Katherine and Frank--while I certainly do think these are regrettable sentiments if taken in their simplistic terms, they do have a degree of truth to them.

While some fears of immigration may be driven by simplistic fear of "brown people," I think the main forces driving fears of immigration today are (1)The poor economic and adademic performance (on average) of many immigrant groups to Europe and the U.S. (2)The costs, crime, and "no-go" neighborhoods associated with these low-performing groups (3)The hostility some groups (especially Muslims) to Western values and democratic/capitalist governments. If all immigrant groups were as successful as say, most East and South Asian groups to the U.S., I think anti-immigration sentiment really would be primarily limited to a bigoted and simple-minded fringe.

As for the part about people in poor countries having so many kids, I think it *is* a problem. I think anyone should realize that people having kids that they can't really afford is a problem. That said, I don't think that's an excuse not to help people--just a reason to redirect (some) of the help towards population limitation--especially pushing birth control, even if it's unpopular or "culture-destroying." While I'm not a fan of abortion, I think it is short-sighted for people like George W. Bush and other social conservatives (as well as some on the left-wing fringe who think any attempt to control population growth in poor countries is "classist" and "racist") to fight all family planning efforts.

Frank McGahon

For starters we are talking about a bunch of kids here so it isn't unreasonable to assume that a lot of this is just parroting what their parents are saying, probably as they flick through the Daily Mail, and not some carefully considered cost-benefit analysis.

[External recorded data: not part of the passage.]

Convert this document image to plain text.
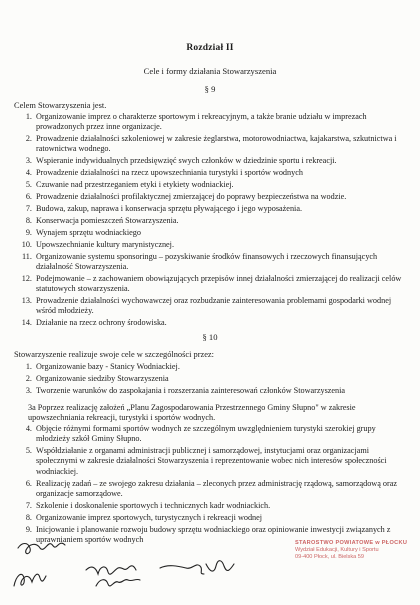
Rozdział II
Cele i formy działania Stowarzyszenia
§ 9
Celem Stowarzyszenia jest.
1. Organizowanie imprez o charakterze sportowym i rekreacyjnym, a także branie udziału w imprezach prowadzonych przez inne organizacje.
2. Prowadzenie działalności szkoleniowej w zakresie żeglarstwa, motorowodniactwa, kajakarstwa, szkutnictwa i ratownictwa wodnego.
3. Wspieranie indywidualnych przedsięwzięć swych członków w dziedzinie sportu i rekreacji.
4. Prowadzenie działalności na rzecz upowszechniania turystyki i sportów wodnych
5. Czuwanie nad przestrzeganiem etyki i etykiety wodniackiej.
6. Prowadzenie działalności profilaktycznej zmierzającej do poprawy bezpieczeństwa na wodzie.
7. Budowa, zakup, naprawa i konserwacja sprzętu pływającego i jego wyposażenia.
8. Konserwacja pomieszczeń Stowarzyszenia.
9. Wynajem sprzętu wodniackiego
10. Upowszechnianie kultury marynistycznej.
11. Organizowanie systemu sponsoringu – pozyskiwanie środków finansowych i rzeczowych finansujących działalność Stowarzyszenia.
12. Podejmowanie – z zachowaniem obowiązujących przepisów innej działalności zmierzającej do realizacji celów statutowych stowarzyszenia.
13. Prowadzenie działalności wychowawczej oraz rozbudzanie zainteresowania problemami gospodarki wodnej wśród młodzieży.
14. Działanie na rzecz ochrony środowiska.
§ 10
Stowarzyszenie realizuje swoje cele w szczególności przez:
1. Organizowanie bazy - Stanicy Wodniackiej.
2. Organizowanie siedziby Stowarzyszenia
3. Tworzenie warunków do zaspokajania i rozszerzania zainteresowań członków Stowarzyszenia
3a Poprzez realizację założeń „Planu Zagospodarowania Przestrzennego Gminy Słupno" w zakresie upowszechniania rekreacji, turystyki i sportów wodnych.
4. Objęcie różnymi formami sportów wodnych ze szczególnym uwzględnieniem turystyki szerokiej grupy młodzieży szkół Gminy Słupno.
5. Współdziałanie z organami administracji publicznej i samorządowej, instytucjami oraz organizacjami społecznymi w zakresie działalności Stowarzyszenia i reprezentowanie wobec nich interesów społeczności wodniackiej.
6. Realizację zadań – ze swojego zakresu działania – zleconych przez administrację rządową, samorządową oraz organizacje samorządowe.
7. Szkolenie i doskonalenie sportowych i technicznych kadr wodniackich.
8. Organizowanie imprez sportowych, turystycznych i rekreacji wodnej
9. Inicjowanie i planowanie rozwoju budowy sprzętu wodniackiego oraz opiniowanie inwestycji związanych z uprawnianiem sportów wodnych	STAROSTWO POWIATOWE w PŁOCKU
Wydział Edukacji, Kultury i Sportu
09-400 Płock, ul. Bielska 59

Secondly, remember this is London we are talking about so the standard gnxp-anti-immigration boilerplate is not entirely apt:

1)The poor economic and adademic performance (on average) of many immigrant groups to Europe and the U.S.

I am loath for this to get diverted into another long thread on immigration but I would just note two things: a) There isn't any evidence that immigrant groups do actually perform poorly from an academic or economic point of view in the UK b) From the point of view of the rest of society there's nothing wrong with "poor academic and economic performance" per se so long as there isn't a massively redistributive welfare system in place which isn't the case in either the UK or the US. The costs of such "poor" performance are borne by the actual "performers", if they voluntarily immigrate one can conclude that they are happy to bear that cost.

(2)The costs, crime, and "no-go" neighborhoods associated with these low-performing groups

There are plenty of no-go areas in the UK but they are not "associated" with "low performing" immigrant populations. Many of these no-go areas don't contain any immigrants, some of which have recent immigrants but were no-go areas long before they arrived and it is often those immigrants who are on the receiving end of the unpleasant aspects of such neighborhoods. The problem of crime and policing is a complex one, there are some undoubted contributing factors such as the way incentives created by the welfare and social housing systems work towards undesirable outcomes. It is just lazy thinking to pin it on immigration

lurker

Frank--I assume you do not want immigration comments about a post orignially not about immigration to clog the comments, so I will reply on Gene Expression under "bb." If you are interested, my reply *should* be ready by the end of tomorrow (Wednesday 1/12/05, Pacific time).